Fleetwood Reports Preliminary Fourth Quarter and Fiscal Year
Sales
RIVERSIDE, Calif., May 3 Fleetwood Enterprises, Inc.
, the nation's largest manufacturer of recreational vehicles and a
leading producer and retailer of manufactured housing, today announced
preliminary sales for the fourth quarter and fiscal year ended April 29, 2001.
Significantly reduced sales of both recreational vehicles and manufactured
housing generated fiscal year revenues of $2.53 billion, a decline of
33 percent compared with last year's record $3.77 billion. Fourth quarter
revenues were down 40 percent from last year's level of $906 million to
$545 million for the current period.
Fiscal year recreational vehicle sales were $1.21 billion, a decline of
37 percent compared with last year's record $1.92 billion. Motor home
revenues dropped to $638 million from $1.20 billion in the prior year. Travel
trailer sales for the year declined to $452 million from last year's
$599 million, while folding trailer revenues declined from $129 million to
$117 million.
Housing revenues for fiscal year 2001 were $1.29 billion compared with
last year's $1.80 billion, a decrease of 28 percent. This year's revenues
include $737 million from manufacturing operations and $553 million from
retail stores. Sales for the comparable period last year were $1.21 billion
and $592 million, respectively. Gross manufacturing revenues, including
intercompany sales of $243 million, were approximately $979 million compared
with $1.52 billion for last year.
"As this year's sales results indicate, both of our industries experienced
a stunning reversal compared to fiscal year 2000," President and CEO Nelson W.
Potter said. "While manufactured housing has been in a slump for about two
years due to excessive inventories at the retail level, clearly this year's
results were exacerbated by competition from repossessed homes, along with
more stringent lending standards and relatively high interest rates.

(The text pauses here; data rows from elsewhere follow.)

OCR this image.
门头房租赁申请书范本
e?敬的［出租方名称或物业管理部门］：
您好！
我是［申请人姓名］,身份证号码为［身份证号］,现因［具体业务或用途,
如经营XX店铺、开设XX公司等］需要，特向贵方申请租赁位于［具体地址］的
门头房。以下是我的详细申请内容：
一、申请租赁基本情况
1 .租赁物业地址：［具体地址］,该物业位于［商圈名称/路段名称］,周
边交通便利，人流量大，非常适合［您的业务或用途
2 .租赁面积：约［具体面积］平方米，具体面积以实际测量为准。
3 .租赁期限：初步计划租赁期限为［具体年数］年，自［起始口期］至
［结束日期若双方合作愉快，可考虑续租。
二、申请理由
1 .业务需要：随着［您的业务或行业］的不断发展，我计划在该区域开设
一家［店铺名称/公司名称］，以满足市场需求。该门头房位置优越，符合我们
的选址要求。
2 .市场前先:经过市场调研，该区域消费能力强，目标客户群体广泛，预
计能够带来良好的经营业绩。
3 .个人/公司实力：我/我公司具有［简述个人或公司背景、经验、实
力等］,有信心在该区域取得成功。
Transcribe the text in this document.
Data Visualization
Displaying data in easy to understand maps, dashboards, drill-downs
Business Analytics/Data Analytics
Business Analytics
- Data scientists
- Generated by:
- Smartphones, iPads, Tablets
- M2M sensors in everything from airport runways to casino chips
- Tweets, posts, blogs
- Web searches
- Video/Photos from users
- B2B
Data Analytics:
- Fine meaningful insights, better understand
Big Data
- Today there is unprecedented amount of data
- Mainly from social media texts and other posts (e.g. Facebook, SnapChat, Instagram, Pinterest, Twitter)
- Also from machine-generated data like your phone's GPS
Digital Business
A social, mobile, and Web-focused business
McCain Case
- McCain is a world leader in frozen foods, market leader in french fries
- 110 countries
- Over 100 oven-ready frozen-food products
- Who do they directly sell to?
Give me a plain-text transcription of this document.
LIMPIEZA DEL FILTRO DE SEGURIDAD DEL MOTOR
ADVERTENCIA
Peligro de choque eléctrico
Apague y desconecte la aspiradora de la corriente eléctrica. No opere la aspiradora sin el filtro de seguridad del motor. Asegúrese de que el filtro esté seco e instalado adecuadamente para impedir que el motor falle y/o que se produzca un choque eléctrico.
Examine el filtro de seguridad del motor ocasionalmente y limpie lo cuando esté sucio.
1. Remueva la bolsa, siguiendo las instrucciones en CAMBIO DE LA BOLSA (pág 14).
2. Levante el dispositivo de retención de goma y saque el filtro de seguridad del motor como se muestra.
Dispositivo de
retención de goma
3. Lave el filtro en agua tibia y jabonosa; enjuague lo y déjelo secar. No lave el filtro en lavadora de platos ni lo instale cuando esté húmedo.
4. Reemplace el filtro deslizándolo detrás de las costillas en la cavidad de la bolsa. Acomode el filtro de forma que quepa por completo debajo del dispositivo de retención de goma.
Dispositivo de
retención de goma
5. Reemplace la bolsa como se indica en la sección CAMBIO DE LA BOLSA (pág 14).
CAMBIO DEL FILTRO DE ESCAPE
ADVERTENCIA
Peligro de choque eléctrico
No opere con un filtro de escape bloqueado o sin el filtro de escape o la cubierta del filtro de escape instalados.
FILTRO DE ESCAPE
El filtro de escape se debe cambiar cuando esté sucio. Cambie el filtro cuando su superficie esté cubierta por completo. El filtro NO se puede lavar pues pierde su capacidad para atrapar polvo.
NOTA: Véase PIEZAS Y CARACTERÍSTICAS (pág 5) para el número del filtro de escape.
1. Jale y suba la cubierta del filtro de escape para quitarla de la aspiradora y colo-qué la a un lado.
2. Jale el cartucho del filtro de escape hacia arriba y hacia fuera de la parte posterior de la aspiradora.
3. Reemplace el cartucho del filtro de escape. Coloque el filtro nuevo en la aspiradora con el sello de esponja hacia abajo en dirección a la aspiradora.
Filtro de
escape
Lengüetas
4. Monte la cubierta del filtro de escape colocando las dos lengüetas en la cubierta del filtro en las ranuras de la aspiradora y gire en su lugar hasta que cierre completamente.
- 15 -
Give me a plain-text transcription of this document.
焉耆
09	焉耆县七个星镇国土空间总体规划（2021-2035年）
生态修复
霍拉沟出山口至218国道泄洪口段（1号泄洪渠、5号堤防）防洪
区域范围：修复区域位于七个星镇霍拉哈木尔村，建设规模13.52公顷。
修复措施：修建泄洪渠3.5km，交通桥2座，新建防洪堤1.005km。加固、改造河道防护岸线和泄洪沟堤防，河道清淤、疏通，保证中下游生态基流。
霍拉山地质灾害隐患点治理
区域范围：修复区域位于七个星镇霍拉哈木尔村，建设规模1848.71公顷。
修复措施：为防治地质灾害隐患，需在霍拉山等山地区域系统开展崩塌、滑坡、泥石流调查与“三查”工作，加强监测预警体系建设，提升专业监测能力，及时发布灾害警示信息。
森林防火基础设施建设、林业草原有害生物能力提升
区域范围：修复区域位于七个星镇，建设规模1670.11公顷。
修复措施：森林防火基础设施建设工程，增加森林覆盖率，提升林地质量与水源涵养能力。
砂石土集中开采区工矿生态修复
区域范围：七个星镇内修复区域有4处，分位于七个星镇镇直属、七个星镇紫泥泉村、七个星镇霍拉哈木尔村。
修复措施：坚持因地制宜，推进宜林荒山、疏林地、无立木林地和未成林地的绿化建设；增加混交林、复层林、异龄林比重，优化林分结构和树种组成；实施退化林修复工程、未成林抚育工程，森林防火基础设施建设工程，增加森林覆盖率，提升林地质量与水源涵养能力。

Historically, RV sales have tended to be a leading economic indicator, and
sales started to fall off immediately after the stock market began to show
signs of weakness at the beginning of our fiscal year."
Segment sales for the fourth quarter showed year-over-year declines
steeper than those posted for the full year. Recreational vehicle sales for
the quarter declined 42 percent to $289 million compared with $500 million a
year ago. Each RV division posted lower fourth quarter revenues than it had
last year, when the Company's sales were just beginning to slow from a record
pace. Motor home sales fell to $155 million compared with $307 million one
year ago. In the towable RV categories, travel trailer sales declined from
$160 million in last year's fourth quarter to $106 million this year. Folding
trailers were down from $33 million to about $29 million.
Manufactured housing revenues slipped 37 percent to approximately
$247 million during the fourth quarter compared with $394 million a year ago.
Housing revenues include net manufacturing sales of $153 million to
independent retailers and retail sales of $94 million from Company-owned sales
centers. This compares with $267 million and $127 million, respectively, last
year. Current quarter gross manufacturing revenues declined 44 percent from
$332 million in the fourth quarter of 2000 to $187 million this year,
including intercompany sales of $34 million to Company-owned retail stores.
"Although, as previously announced, the Company expects to incur a loss in
the fourth quarter, there are reasons for optimism for fiscal year 2002,"
Potter continued. "Our recreational vehicle segment is making progress in
product design, and we're confident that our new models will generate consumer
excitement as they are introduced. The housing segment now has what we
believe to be appropriate production capacity for current market demand, and
we are poised to supply homes of optimum value to our customers through very
convenient channels, several of which are new. Demographics and other
positive trends seem to indicate that longer-term prospects for both
businesses are good."
All sales figures have been adjusted to incorporate recent pronouncements
from the Emerging Issues Task Force regarding Accounting for Shipping and
Handling Fees and Costs (EITF 00-10) and Accounting for Certain Sales
Incentives (EITF 00-14). In following the pronouncements, Fleetwood has
included amounts billed for delivery in revenue, thus increasing sales, and
will include the related shipping and handling costs in cost of sales. In
addition, sales incentives that were previously accounted for as selling
expense are now being treated as a reduction to revenue. The adoption of this
EITF only affects the classification of certain revenues and costs, and does
not affect the Company's net income (loss). The net effect has been an
overall increase in reported sales figures of about 1 percent in the current
year and 2 percent in the prior year.